Iklan yang diposting oleh penipu itu memikat kaum muda untuk bergabung dengan tentara. Mereka ditawari tunjangan hingga akomodasi gratis.
Pelamar yang tidak curiga kemudian dibujuk untuk membayar biaya pendaftraan oleh scammers. Namun setelah menerima bayaran, mereka kemudian menghilang.
Pihak militer mengatakan iklan tersebut ditujukan untuk mencemarkan nama baik institusi. Konstitusi Afrika Selatan tidak mengizinkan perekrutan anak di bawah umur menjadi tentara.
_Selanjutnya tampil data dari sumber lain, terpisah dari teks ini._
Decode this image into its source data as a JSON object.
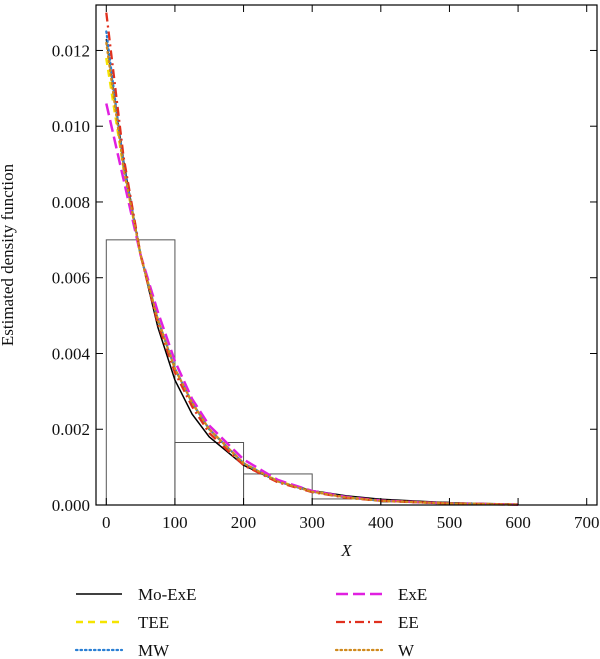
{
  "chart_data": {
    "type": "line",
    "xlabel": "X",
    "ylabel": "Estimated density function",
    "xlim": [
      -15,
      715
    ],
    "ylim": [
      0,
      0.0132
    ],
    "x_ticks": [
      0,
      100,
      200,
      300,
      400,
      500,
      600,
      700
    ],
    "y_ticks": [
      0.0,
      0.002,
      0.004,
      0.006,
      0.008,
      0.01,
      0.012
    ],
    "x_tick_labels": [
      "0",
      "100",
      "200",
      "300",
      "400",
      "500",
      "600",
      "700"
    ],
    "y_tick_labels": [
      "0.000",
      "0.002",
      "0.004",
      "0.006",
      "0.008",
      "0.010",
      "0.012"
    ],
    "histogram": {
      "bins": [
        [
          0,
          100
        ],
        [
          100,
          200
        ],
        [
          200,
          300
        ],
        [
          300,
          400
        ],
        [
          400,
          500
        ],
        [
          500,
          600
        ]
      ],
      "densities": [
        0.007,
        0.00165,
        0.00082,
        0.00016,
        8e-05,
        2e-05
      ]
    },
    "legend_position": "below-plot",
    "series": [
      {
        "name": "Mo-ExE",
        "color": "#000000",
        "style": "solid",
        "x": [
          0,
          25,
          50,
          75,
          100,
          125,
          150,
          200,
          250,
          300,
          350,
          400,
          500,
          600
        ],
        "y": [
          0.0123,
          0.0091,
          0.0066,
          0.0047,
          0.0033,
          0.0024,
          0.0018,
          0.00105,
          0.00062,
          0.00038,
          0.00024,
          0.00015,
          6e-05,
          2e-05
        ]
      },
      {
        "name": "TEE",
        "color": "#f5e400",
        "style": "dashed",
        "x": [
          0,
          25,
          50,
          75,
          100,
          125,
          150,
          200,
          250,
          300,
          350,
          400,
          500,
          600
        ],
        "y": [
          0.0118,
          0.0089,
          0.0066,
          0.0049,
          0.0036,
          0.0027,
          0.002,
          0.0011,
          0.00063,
          0.00036,
          0.0002,
          0.00011,
          4e-05,
          1e-05
        ]
      },
      {
        "name": "MW",
        "color": "#2a7fd4",
        "style": "dotted",
        "x": [
          0,
          25,
          50,
          75,
          100,
          125,
          150,
          200,
          250,
          300,
          350,
          400,
          500,
          600
        ],
        "y": [
          0.0125,
          0.009,
          0.0066,
          0.0049,
          0.0036,
          0.0027,
          0.002,
          0.0011,
          0.00062,
          0.00035,
          0.0002,
          0.00011,
          4e-05,
          1e-05
        ]
      },
      {
        "name": "ExE",
        "color": "#e020e0",
        "style": "longdash",
        "x": [
          0,
          25,
          50,
          75,
          100,
          125,
          150,
          200,
          250,
          300,
          350,
          400,
          500,
          600
        ],
        "y": [
          0.0106,
          0.0086,
          0.0066,
          0.0051,
          0.0038,
          0.0028,
          0.0021,
          0.0012,
          0.00066,
          0.00037,
          0.00021,
          0.00012,
          4e-05,
          1e-05
        ]
      },
      {
        "name": "EE",
        "color": "#e0301e",
        "style": "dashdot",
        "x": [
          0,
          25,
          50,
          75,
          100,
          125,
          150,
          200,
          250,
          300,
          350,
          400,
          500,
          600
        ],
        "y": [
          0.013,
          0.0092,
          0.0066,
          0.0048,
          0.0035,
          0.0026,
          0.0019,
          0.00105,
          0.0006,
          0.00034,
          0.00019,
          0.00011,
          4e-05,
          1e-05
        ]
      },
      {
        "name": "W",
        "color": "#d08a1e",
        "style": "dotted",
        "x": [
          0,
          25,
          50,
          75,
          100,
          125,
          150,
          200,
          250,
          300,
          350,
          400,
          500,
          600
        ],
        "y": [
          0.0122,
          0.0089,
          0.0066,
          0.0049,
          0.0036,
          0.0027,
          0.002,
          0.0011,
          0.00062,
          0.00035,
          0.0002,
          0.00011,
          4e-05,
          1e-05
        ]
      }
    ]
  }
}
"Itu ilegal dan tidak etis bila Angkatan Darat Afrika Selatan meminta anak di bawah umur untuk melamar pekerjaan," kata pernyataan itu.
Juru bicara SANDF, Brig. Jenderal Andries Mokoena Mahapa mengatakan kepada penyiar lokal NewZroom Afrika, tentara marah oleh scammers dan memperingatkan masyarakat untuk waspada.
“Semua iklan itu palsu. Jika ada orang yang mengenal orang di balik iklan tersebut, mereka harus melaporkannya ke pangkalan militer atau kantor polisi terdekat,” katanya.